Yo, que vi cuán honrada gente era la que hablaba mi tío, confieso que me puse colorado, de suerte que no pude disimular la vergüenza. Echómelo de ver el corchete, y dijo:

—¿Es el padre el que padeció el otro día, a quien se dieron ciertos empujones en el envés?

Yo respondí que no era hombre que padecía como ellos. En esto, se levantó mi tío y dijo:

—Es mi sobrino, maeso en Alcalá, gran supuesto.

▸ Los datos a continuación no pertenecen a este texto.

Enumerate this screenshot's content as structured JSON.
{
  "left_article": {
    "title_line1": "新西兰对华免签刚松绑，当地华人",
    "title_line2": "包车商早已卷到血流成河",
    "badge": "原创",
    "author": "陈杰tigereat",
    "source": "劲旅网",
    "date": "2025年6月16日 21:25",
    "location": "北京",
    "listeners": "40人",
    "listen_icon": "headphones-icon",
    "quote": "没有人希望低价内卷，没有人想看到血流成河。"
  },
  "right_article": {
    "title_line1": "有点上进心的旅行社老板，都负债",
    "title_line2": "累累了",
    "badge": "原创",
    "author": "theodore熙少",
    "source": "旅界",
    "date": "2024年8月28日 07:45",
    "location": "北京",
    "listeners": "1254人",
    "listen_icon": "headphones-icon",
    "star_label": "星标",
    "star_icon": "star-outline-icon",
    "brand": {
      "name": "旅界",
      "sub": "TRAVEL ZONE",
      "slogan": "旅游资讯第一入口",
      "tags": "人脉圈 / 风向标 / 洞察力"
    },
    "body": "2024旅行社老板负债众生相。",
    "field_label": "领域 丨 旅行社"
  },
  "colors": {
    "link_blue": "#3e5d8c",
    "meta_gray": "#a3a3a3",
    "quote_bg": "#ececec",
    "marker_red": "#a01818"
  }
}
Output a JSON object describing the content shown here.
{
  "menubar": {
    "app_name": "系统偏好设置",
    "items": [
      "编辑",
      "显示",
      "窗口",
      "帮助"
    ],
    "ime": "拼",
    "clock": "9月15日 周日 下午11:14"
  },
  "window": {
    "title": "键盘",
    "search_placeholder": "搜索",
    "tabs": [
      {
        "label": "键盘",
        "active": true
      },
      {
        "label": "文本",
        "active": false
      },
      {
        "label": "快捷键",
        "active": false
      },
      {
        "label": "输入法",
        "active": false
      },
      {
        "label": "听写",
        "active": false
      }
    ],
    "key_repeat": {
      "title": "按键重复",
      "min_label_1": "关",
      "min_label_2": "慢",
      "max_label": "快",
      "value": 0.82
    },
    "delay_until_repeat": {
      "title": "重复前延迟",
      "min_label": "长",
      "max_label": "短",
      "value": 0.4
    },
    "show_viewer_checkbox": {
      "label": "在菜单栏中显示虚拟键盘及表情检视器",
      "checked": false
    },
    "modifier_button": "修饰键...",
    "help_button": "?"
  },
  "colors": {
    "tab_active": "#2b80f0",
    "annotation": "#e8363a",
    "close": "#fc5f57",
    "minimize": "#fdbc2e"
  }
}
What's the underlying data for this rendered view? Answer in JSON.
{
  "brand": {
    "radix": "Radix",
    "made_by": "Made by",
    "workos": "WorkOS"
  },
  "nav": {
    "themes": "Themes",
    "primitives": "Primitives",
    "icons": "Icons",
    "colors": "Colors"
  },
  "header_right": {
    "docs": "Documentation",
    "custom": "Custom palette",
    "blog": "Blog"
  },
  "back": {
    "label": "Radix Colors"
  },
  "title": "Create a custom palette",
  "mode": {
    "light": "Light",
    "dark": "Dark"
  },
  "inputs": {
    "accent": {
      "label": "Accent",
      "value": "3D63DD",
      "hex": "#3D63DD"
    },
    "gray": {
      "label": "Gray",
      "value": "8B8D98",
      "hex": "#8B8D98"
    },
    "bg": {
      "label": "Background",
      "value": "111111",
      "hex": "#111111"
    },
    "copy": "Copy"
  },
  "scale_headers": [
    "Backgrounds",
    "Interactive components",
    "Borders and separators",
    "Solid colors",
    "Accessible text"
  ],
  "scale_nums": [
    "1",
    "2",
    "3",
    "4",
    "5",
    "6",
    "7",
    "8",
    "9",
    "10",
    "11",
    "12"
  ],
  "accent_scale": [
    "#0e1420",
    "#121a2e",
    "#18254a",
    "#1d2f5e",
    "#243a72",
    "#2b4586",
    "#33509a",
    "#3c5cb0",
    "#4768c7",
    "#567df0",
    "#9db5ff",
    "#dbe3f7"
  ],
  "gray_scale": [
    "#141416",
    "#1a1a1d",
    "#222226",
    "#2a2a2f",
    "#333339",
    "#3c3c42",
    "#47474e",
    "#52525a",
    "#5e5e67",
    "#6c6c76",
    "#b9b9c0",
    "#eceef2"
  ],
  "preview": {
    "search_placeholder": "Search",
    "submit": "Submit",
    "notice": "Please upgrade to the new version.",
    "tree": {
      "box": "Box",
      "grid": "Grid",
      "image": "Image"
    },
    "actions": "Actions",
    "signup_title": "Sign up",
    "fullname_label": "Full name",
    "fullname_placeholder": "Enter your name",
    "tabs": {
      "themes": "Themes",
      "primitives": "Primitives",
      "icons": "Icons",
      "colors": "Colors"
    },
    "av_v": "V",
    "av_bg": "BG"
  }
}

Pidiéronme perdón y ofreciéronme toda caricia. Yo rabiaba ya por comer y por cobrar mi hacienda y huir de mi tío. Pusieron las mesas, y por una soguilla, en un sombrero, como suben la limosna los de la cárcel, subían la comida de un bodegón que estaba a las espaldas de la casa, en unos mendrugos de platos y retacillos de cántaros y tinajas. No podrá nadie encarecer mi sentimiento y afrenta. Sentáronse a comer; en cabecera el demandador, diciendo: «La Iglesia en mejor lugar; siéntese, padre». Echó la bendición mi tío y, como estaba hecho a santiguar espaldas, parecían más amagos de azotes que de cruces. Y los demás nos sentamos sin orden. No quiero decir lo que comimos; sólo que eran todas cosas para beber. Sorbióse el corchete tres de puro tinto. Brindóme a mí el porquero; me las cogía al vuelo y hacía más razones que decíamos todos. No había memoria de agua, y menos voluntad de ella.